On Sunday morning, we had brunch at Markt. This brasserie is pretty reliable. The staff is friendly, the French press coffee strong and the Belgian waffles and omelettes wholesome and fresh. Then it was back to Chelsea Market to buy some Amy's foccaccia and other nibbles and to Buon Italia for Liparese capers, white anchovies and a jar of Calabrian crushed hot peppers. Just to prove it's not all about the food, we then went to Paracelsus on West Broadway below Prince. The senora who owns the store is a small frail woman from Milan who opened her unique clothing store 37 years ago before SOHO was galleries and high end boutiques and eateries. She appeared from the back of the store out of nowhere made up in multi-colored face paint in broad strokes on her cheeks and forehead, right out of Fellini. She is a unique person who has traveled the world and who knows la moda inside out. Her store is filled with clothing of fabrics and colors unlike any other clothing store that we have ever visited. She spoke of riding camels in Tunisia with her lover, of Berlusconi, Moamar Khadafy in Rome, Juventus and Paracelsus himself.

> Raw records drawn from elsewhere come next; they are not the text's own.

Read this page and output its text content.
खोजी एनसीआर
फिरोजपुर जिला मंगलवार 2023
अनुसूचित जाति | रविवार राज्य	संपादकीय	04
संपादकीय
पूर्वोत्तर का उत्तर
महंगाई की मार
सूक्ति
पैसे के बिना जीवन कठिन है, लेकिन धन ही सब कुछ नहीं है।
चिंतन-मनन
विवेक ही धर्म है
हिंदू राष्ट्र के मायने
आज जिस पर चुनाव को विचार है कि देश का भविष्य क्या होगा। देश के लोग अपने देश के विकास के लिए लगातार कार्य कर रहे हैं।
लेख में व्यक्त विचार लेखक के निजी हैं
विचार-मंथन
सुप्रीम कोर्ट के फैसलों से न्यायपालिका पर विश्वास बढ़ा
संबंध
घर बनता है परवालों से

There are autographed photos of many celebrities behind the register. She finally sold Kathy a Japanese black-on-black jacket that had circles of an off black-purple-silver color on it. She has some stories to tell and I would love to hear a few over a bottle of Italian wine.
Damn, now I am fiercely hungry.
Posted by: Mark Folse | June 21, 2009 at 01:22 AM
At 1:30 in the morning? You could always fry up some shrimp.